Alain Karma, Northeastern University
Host: Guillaume Duclos
Abstract: Crack propagation is the main model of materials failure. Despite their practical relevance and apparent similarities to other instabilities in condensed-matter physics and materials science, dynamical instabilities of propagating cracks remain poorly understood. Instabilities spontaneously break the translation-invariant property of simple planar propagation and generically yield complex crack paths in two and three dimensions. In this talk, I will discuss fundamental progress to understand such instabilities in varied contexts using a theoretical framework that bridges micro and macro scales and offers unique capabilities to predics arbitrarily complex crack paths without ad hoc path selection criteria.

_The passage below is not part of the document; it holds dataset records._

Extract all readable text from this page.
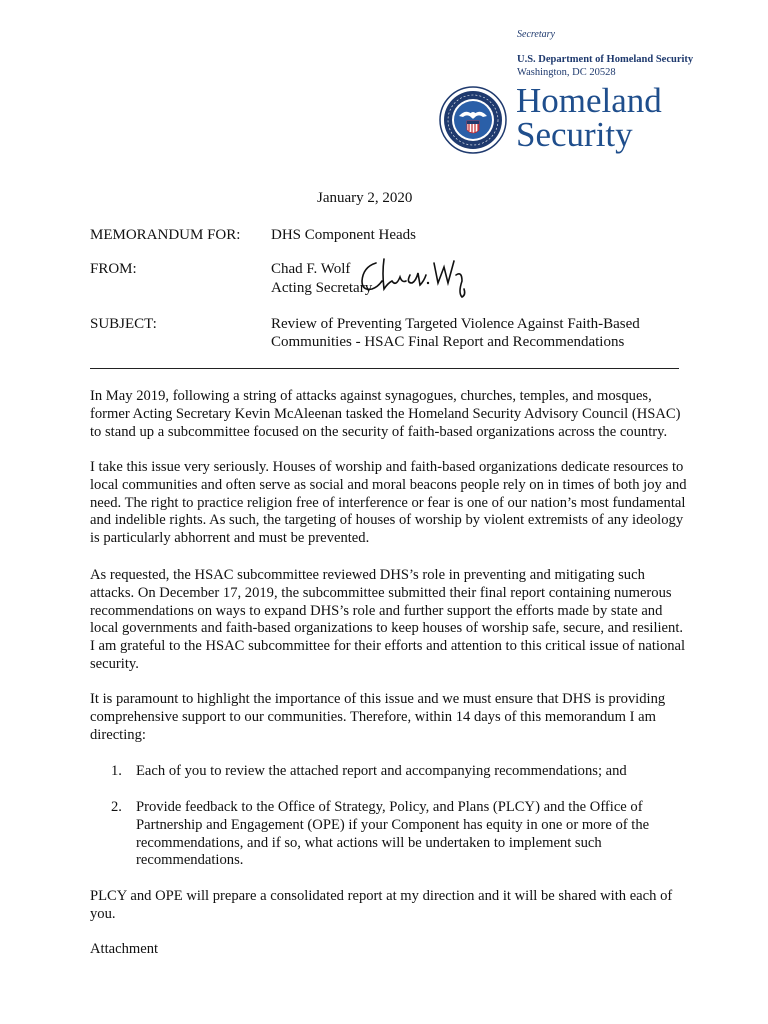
Secretary
U.S. Department of Homeland Security
Washington, DC 20528
Homeland
Security
January 2, 2020
MEMORANDUM FOR: DHS Component Heads
FROM:	Chad F. Wolf
Acting Secretary
SUBJECT:	Review of Preventing Targeted Violence Against Faith-Based
Communities - HSAC Final Report and Recommendations

In May 2019, following a string of attacks against synagogues, churches, temples, and mosques, former Acting Secretary Kevin McAleenan tasked the Homeland Security Advisory Council (HSAC) to stand up a subcommittee focused on the security of faith-based organizations across the country.

I take this issue very seriously. Houses of worship and faith-based organizations dedicate resources to local communities and often serve as social and moral beacons people rely on in times of both joy and need. The right to practice religion free of interference or fear is one of our nation’s most fundamental and indelible rights. As such, the targeting of houses of worship by violent extremists of any ideology is particularly abhorrent and must be prevented.

As requested, the HSAC subcommittee reviewed DHS’s role in preventing and mitigating such attacks. On December 17, 2019, the subcommittee submitted their final report containing numerous recommendations on ways to expand DHS’s role and further support the efforts made by state and local governments and faith-based organizations to keep houses of worship safe, secure, and resilient. I am grateful to the HSAC subcommittee for their efforts and attention to this critical issue of national security.

It is paramount to highlight the importance of this issue and we must ensure that DHS is providing comprehensive support to our communities. Therefore, within 14 days of this memorandum I am directing:

1. Each of you to review the attached report and accompanying recommendations; and

2. Provide feedback to the Office of Strategy, Policy, and Plans (PLCY) and the Office of Partnership and Engagement (OPE) if your Component has equity in one or more of the recommendations, and if so, what actions will be undertaken to implement such recommendations.

PLCY and OPE will prepare a consolidated report at my direction and it will be shared with each of you.

Attachment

Examples will illustrate how this framework has shed light on long-standing puzzles in materials failure from dynamic instabilities of ultra-high-speed cracks to crack-front segmentation in mixed-mode tensile-shear fracture to crack kinking in biological composites.

December 10, 2019

Phiala Shanahan, MIT
Host: Matthew Headrick

Abstract: I will discuss the status and future of numerical lattice Quantum Chromodynamics (QCD) calculations for nuclear physics. With advances in supercomputing, we are beginning to quantitatively understand nuclear structure and interactions directly from the fundamental quark and gluon degrees of freedom of the Standard Model. Recent studies provide insight into the neutrino-nucleus interactions relevant to long-baseline neutrino experiments, double beta decay, and nuclear sigma terms needed for theory predictions of dark matter cross-sections at underground detectors. I will also address new work constraining `exotic glue’ in nuclei, which will be measurable for the first time at a future electron-ion collider, and explain how machine learning tools are providing new possibilities in this field.